JEAN GIONO
Un poème de Gerrit Achterberg (1905-1962)
Gerrit Achterberg à l’âge de 19 ans
Quand je lis Jean Giono, la vie s’arroge
une nouvelle place en moi, mon corps s’emplit
de véloces poissons ; sans avoir à décider
de rien, me voici tout entier offert aux rivières.
La pluie et le soleil sont d’énormes tamis
à travers lesquels je tombe ; l’iris des marais
aiguise ses doux couteaux aux membranes
qui m’élèvent à d’insoupçonnées hauteurs.
Les saumons se blottissent contre mon dos.
Je suis le gobie de cette contrée, Lubéron,
un étang à canards, qui préserve le pâle
clair de lune sous le pont arrondi des feuillées,
des heures durant, jusqu’à la Méditerranée.
Ici, tous les singes font l’ascension avec nous.
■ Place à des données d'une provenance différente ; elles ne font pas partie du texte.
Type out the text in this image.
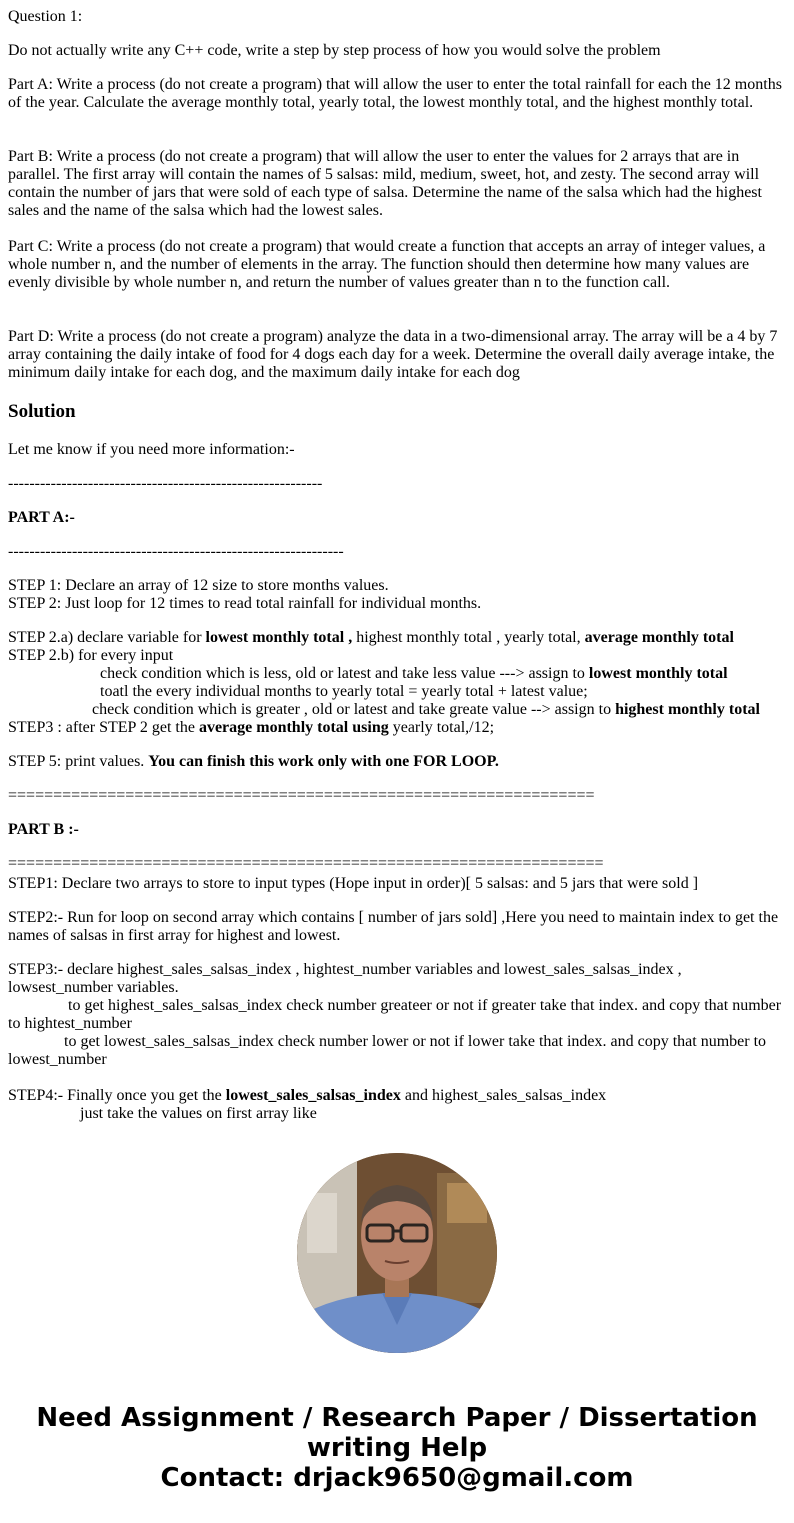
Question 1:
Do not actually write any C++ code, write a step by step process of how you would solve the problem

Part A: Write a process (do not create a program) that will allow the user to enter the total rainfall for each the 12 months of the year. Calculate the average monthly total, yearly total, the lowest monthly total, and the highest monthly total.

Part B: Write a process (do not create a program) that will allow the user to enter the values for 2 arrays that are in parallel. The first array will contain the names of 5 salsas: mild, medium, sweet, hot, and zesty. The second array will contain the number of jars that were sold of each type of salsa. Determine the name of the salsa which had the highest sales and the name of the salsa which had the lowest sales.

Part C: Write a process (do not create a program) that would create a function that accepts an array of integer values, a whole number n, and the number of elements in the array. The function should then determine how many values are evenly divisible by whole number n, and return the number of values greater than n to the function call.

Part D: Write a process (do not create a program) analyze the data in a two-dimensional array. The array will be a 4 by 7 array containing the daily intake of food for 4 dogs each day for a week. Determine the overall daily average intake, the minimum daily intake for each dog, and the maximum daily intake for each dog

Solution
Let me know if you need more information:-
-----------------------------------------------------------
PART A:-
---------------------------------------------------------------
STEP 1: Declare an array of 12 size to store months values.
STEP 2: Just loop for 12 times to read total rainfall for individual months.
STEP 2.a) declare variable for lowest monthly total , highest monthly total , yearly total, average monthly total
STEP 2.b) for every input
check condition which is less, old or latest and take less value ---> assign to lowest monthly total
toatl the every individual months to yearly total = yearly total + latest value;
check condition which is greater , old or latest and take greate value --> assign to highest monthly total
STEP3 : after STEP 2 get the average monthly total using yearly total,/12;
STEP 5: print values. You can finish this work only with one FOR LOOP.
=================================================================
PART B :-
==================================================================
STEP1: Declare two arrays to store to input types (Hope input in order)[ 5 salsas: and 5 jars that were sold ]

STEP2:- Run for loop on second array which contains [ number of jars sold] ,Here you need to maintain index to get the names of salsas in first array for highest and lowest.

STEP3:- declare highest_sales_salsas_index , hightest_number variables and lowest_sales_salsas_index ,
lowsest_number variables.
to get highest_sales_salsas_index check number greateer or not if greater take that index. and copy that number
to hightest_number
to get lowest_sales_salsas_index check number lower or not if lower take that index. and copy that number to
lowest_number
STEP4:- Finally once you get the lowest_sales_salsas_index and highest_sales_salsas_index
just take the values on first array like
Need Assignment / Research Paper / Dissertation
writing Help
Contact: drjack9650@gmail.com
Sans doute composé en 1948, ce poème a paru dans le recueil Hoonte (1949). En 1937, Gerrit Achterberg avait apprécié la traduction néerlandaise du Chant du monde. « Lis Giono, goûte-le, écrit-il, depuis sa cellule de prison, à la femme dont il est tombé amoureux peu avant. Tout est bon, page après page, si je ne me trompe. » Notons au passage que l’on doit à Jean Giono la traduction d’une œuvre du dramaturge hollandais Vondel (1587-1679) : Joseph à Dothan, pièce jouée au théâtre d’Orange en 1952. Il a par ailleurs préfacé la traduction française d’un roman de son confère Antoon Coolen : Le Bon assassin, réédité en 1995 sous le titre La Faute de Jeanne Le Coq.
Un choix de la poésie de Gerrit Achterberg paraîtra bientôt en langue française sous le titre L’ovaire noir de la poésie.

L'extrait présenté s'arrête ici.